Apesar da estratégia que, a julgar pelos resultados, dá frutos, Álvaro Araújo assume ao DN que a autarquia tem “fundos disponíveis negativos”. Mas “só porque temos uma dívida do PAEL [Programa de Apoio à Economia Local], de 2013. Não foi pago nada desde essa data”, esclarece, destacando que nesse ano “foi feito um empréstimo para pagar a dívida e o município não pagou empréstimo nenhum”, o que foi agravado por não ter sido “feita uma suspensão de pagamento de transferências do Estado para o município”.

Por este motivo, o documento do CICF coloca Vila Real de Santo António no topo da tabela relativa a empréstimos do PAEL, com uma dívida de 21,8 milhões de euros.

No segundo lugar da tabela dos municípios mais endividados aparece Fornos de Algodres, com 26,4 milhões de euros. Ao DN, o chefe do executivo municipal, Manuel Fonseca, explicou que, quando chegou à Câmara, em 2013, havia “perto de 33, 34 milhões [de dívida], mais os passivos contingentes”. “Nós, dessa altura até este momento, não fizemos mais, não somámos mais nenhum euro à dívida que existia, o que temos feito sistematicamente durante estes anos todos é pagar”, afirmou, mas com uma garantia: “Isso não tem nada a ver com este executivo, tem a ver com o executivo que saiu em 2013 [do PSD] e que infelizmente hipotecou a vida e hipotecou também o conselho nos próximos anos.”

Manuel Fonseca termina agora o seu terceiro e último mandato à frente do concelho, mas assegura que não tem medo que, perante estes resultados financeiros, os eleitores penalizem o PS, “porque as pessoas sabem perfeitamente, em Fornos de Algodres, quem é que fez a dívida”.

“[As pessoas] sabem que nós, de forma regular, estamos a diminuir a dívida no Conselho de Fornos de Algodres”, justifica, mas com uma variação: “Os encargos [...] obrigavam-nos a optar por pagar a dívida e deixar de lado algumas coisas que eventualmente poderiam fazer-se.”

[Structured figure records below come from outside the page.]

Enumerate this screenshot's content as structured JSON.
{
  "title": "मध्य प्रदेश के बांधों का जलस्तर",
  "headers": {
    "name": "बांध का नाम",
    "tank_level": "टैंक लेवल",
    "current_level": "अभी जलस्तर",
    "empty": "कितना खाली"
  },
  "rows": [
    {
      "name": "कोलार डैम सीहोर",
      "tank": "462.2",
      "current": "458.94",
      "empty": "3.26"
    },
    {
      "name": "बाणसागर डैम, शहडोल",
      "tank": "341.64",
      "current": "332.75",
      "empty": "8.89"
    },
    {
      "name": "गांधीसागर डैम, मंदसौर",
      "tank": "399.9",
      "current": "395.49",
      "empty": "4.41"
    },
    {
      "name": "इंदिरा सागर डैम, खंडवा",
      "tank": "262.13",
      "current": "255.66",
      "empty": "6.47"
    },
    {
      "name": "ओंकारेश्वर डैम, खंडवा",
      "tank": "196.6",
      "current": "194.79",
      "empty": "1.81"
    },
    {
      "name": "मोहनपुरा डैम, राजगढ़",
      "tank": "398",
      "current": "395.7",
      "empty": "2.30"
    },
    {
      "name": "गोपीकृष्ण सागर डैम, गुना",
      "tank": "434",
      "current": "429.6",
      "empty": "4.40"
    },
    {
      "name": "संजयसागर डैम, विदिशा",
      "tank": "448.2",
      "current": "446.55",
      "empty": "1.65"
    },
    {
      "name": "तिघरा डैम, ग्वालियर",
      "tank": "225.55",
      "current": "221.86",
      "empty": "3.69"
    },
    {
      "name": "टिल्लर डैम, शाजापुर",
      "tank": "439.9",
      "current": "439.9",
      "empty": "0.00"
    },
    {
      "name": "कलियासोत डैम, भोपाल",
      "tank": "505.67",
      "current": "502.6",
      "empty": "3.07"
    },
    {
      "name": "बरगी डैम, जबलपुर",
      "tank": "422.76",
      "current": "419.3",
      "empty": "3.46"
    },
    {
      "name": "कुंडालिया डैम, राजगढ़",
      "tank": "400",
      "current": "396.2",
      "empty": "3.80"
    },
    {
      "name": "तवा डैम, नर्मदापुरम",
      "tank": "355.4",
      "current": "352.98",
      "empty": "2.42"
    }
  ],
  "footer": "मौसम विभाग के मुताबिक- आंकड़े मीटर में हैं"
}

Além disto, Manuel Fonseca lembra que o seu município sofreu uma intervenção do “FAM [Fundo de Apoio Municipal]”, o que obriga a autarquia “a maximizar a receita”, o que conduz a um aumento de “ todos os impostos que são cobrados”.

‘Herança’ do mesmo partido

A mesma justificação e o mesmo contexto aparecem também no discurso do presidente da Câmara de Vila Franca do Campo, Ricardo Rodrigues, que também está a terminar o seu terceiro e último mandato. Este município é o terceiro mais endividado do país, de acordo com o CICF, com 31,6 milhões de euros.

Questionado sobre o motivo da dívida, Ricardo Rodrigues alega o mesmo e vê o copo meio cheio: Nas contas anteriores, “era a segunda câmara mais endividada do país”.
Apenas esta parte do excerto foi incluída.